Vaticano,compravano palazzi con i soldi per i poveri: scandalo da 650 mln di €

21/11/2019 - L'Espresso, dopo l'inchiesta che ha svelato i contorni del nuovo scandalo finanziario in Vaticano, ha ottenuto nuova documentazione
riservata dell'inchiesta penale aperta dai pm del Papa su alcune operazioni immobiliari a Londra. Carte che sono al centro del servizio esclusivo in edicola da domenica 20 ottobre e già online su Espresso+.  "Si tratta -si legge nell'anticipazione diffusa alla stampa- della denuncia del Revisore generale del papa e delle accuse arrivate dal direttore dello Ior Gian Franco Mammì.
Di alcuni report riservati dell'affare da 200 milioni di dollari per l'acquisto di un palazzo da 17 mila metri quadri a Londra. E soprattutto le 16 pagine integrali del decreto di perquisizione del Promotore di giustizia con cui sono stati indagati dipendenti della Segreteria di Stato e pezzi da Novanta della Santa Sede come don Mauro Carlino e il direttore dell'Aif Tommaso Di Ruzza. Analizzando i documenti, è evidente che la Santa Sede si trovi di fronte a uno scandalo che ha pochi precedenti nella storia recente".

I promotori Gian Piero Milano e Alessandro Diddi ritengono infatti di aver individuato "gravi indizi di peculato, truffa, abuso d'ufficio, riciclaggio e autoriciclaggio" in merito a comportamenti di ecclesiastici e raider d'assalto, mentre un'altra relazione il Revisore Alessandro Cassinis, di fatto il 'Raffaele Cantone' di Francesco, ipotizza gravissimi reati quali l'appropriazione indebita, la corruzione e il favoreggiamento".

Le carte rivelate dall'Espresso mostrano soprattutto come la Segreteria di Stato possieda e gestisca fondi extrabilancio per la bellezza di 650 milioni di euro, "derivanti in massima parte dalle donazioni ricevute dal Santo Padre per opere di carità e per il sostentamento della Curia Romana". Si tratta dell'Obolo di San Pietro, "che il Vaticano invece di girare ai poveri e ai bisognosi investe in spericolate operazioni speculative". Con l'aiuto, pure, di Credit Suisse, "nelle cui filiali svizzere e italiane risulta versato circa il 77 per cento del patrimonio gestito". Circa "500 milioni di euro", segnala l'Ufficio del Revisore Generale, finiti in operazioni finanziarie che a parere dei magistrati mostrano "vistose irregolarità", oltre ad aprire "scenari inquietanti". Per Francesco, rileva l'Espresso, "non sarà facile, davanti al nuovo scandalo, districarsi tra nemici veri, falsi amici, buoni suggeritori e cattivi consiglieri".

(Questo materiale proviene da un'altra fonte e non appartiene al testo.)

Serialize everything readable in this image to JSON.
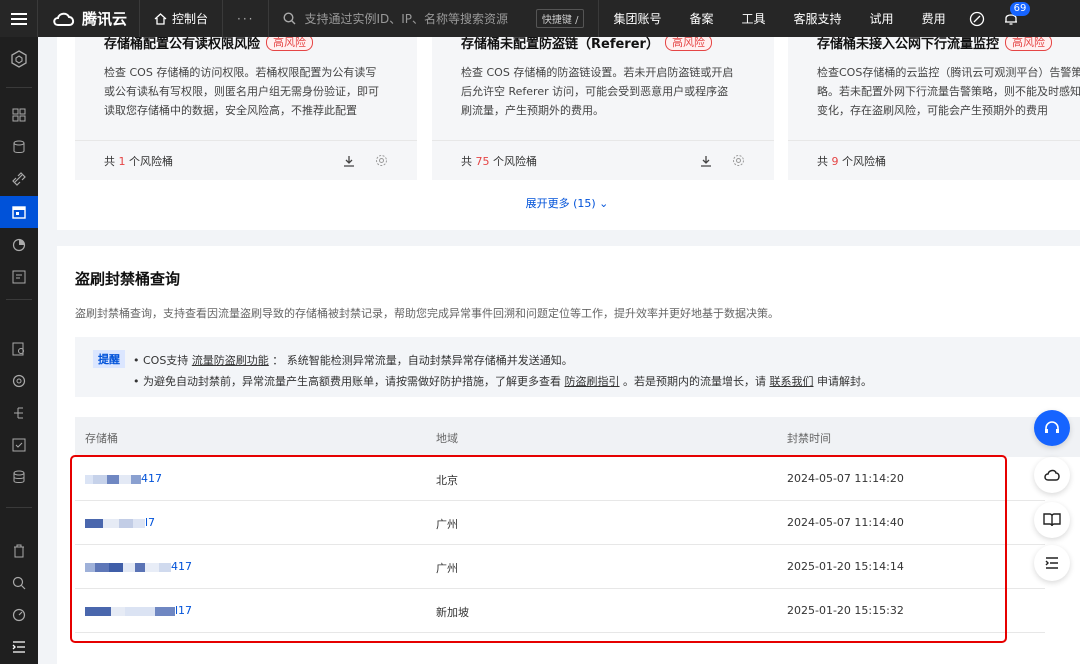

http://www.affaritaliani.it/cronache/vaticano-compravano-palazzi-con-i-soldi-per-i-poveri-scandalo-da-650-mln-di-632103.html

2 commenti:

Anonimo ha detto...

Ruberie,genocidi,assassinii,pedofilia e ogni sorta di crimine e lerciume sono presenti da sempre in Vaticano e più in generale nella chiesa cattolica,il Grande Giudice si spera che abbia segnato tutto nel suo libro e che tra breve gliene renda conto.

Anonimo ha detto...

Spero tanto che più persone possibili si convincano prima o poi che questa non è la chiesa del Messia..gratuitamente ci è data la salvezza,solo credendo in lui.Il resto è stato costruito a dovere per dominare e lo disse pure lui che sarebbe accaduto.Purtroppo ciò che si sa,fa deviare dalla verità,fino al punto che molti pensano che il cattolicesimo sia sinonimo di cristianesimo e in Israele credono che Gesù sia stato un romano!!!infatti rimangono allibiti quando finalmente leggono il Vangelo e scoprono che era un loro conterraneo.Pensate quanto "la religione" allontani da ciò che è vero e solo perchè non ci si disturba a leggere la Bibbia.In questo mondo,dominato da qualcuno contrario a Dio,c'è la volontà di far conoscere la verità al minor numero di persone possibili,in modo che tutto rimanga nascosto.Infatti,nel medioevo,era proibito leggere la Bibbia e la lingua latina è stata usata,forse,proprio per non far capire nulla.Spero almeno di aver incuriosito qualcuno!Un caro saluto a chi legge.Luca.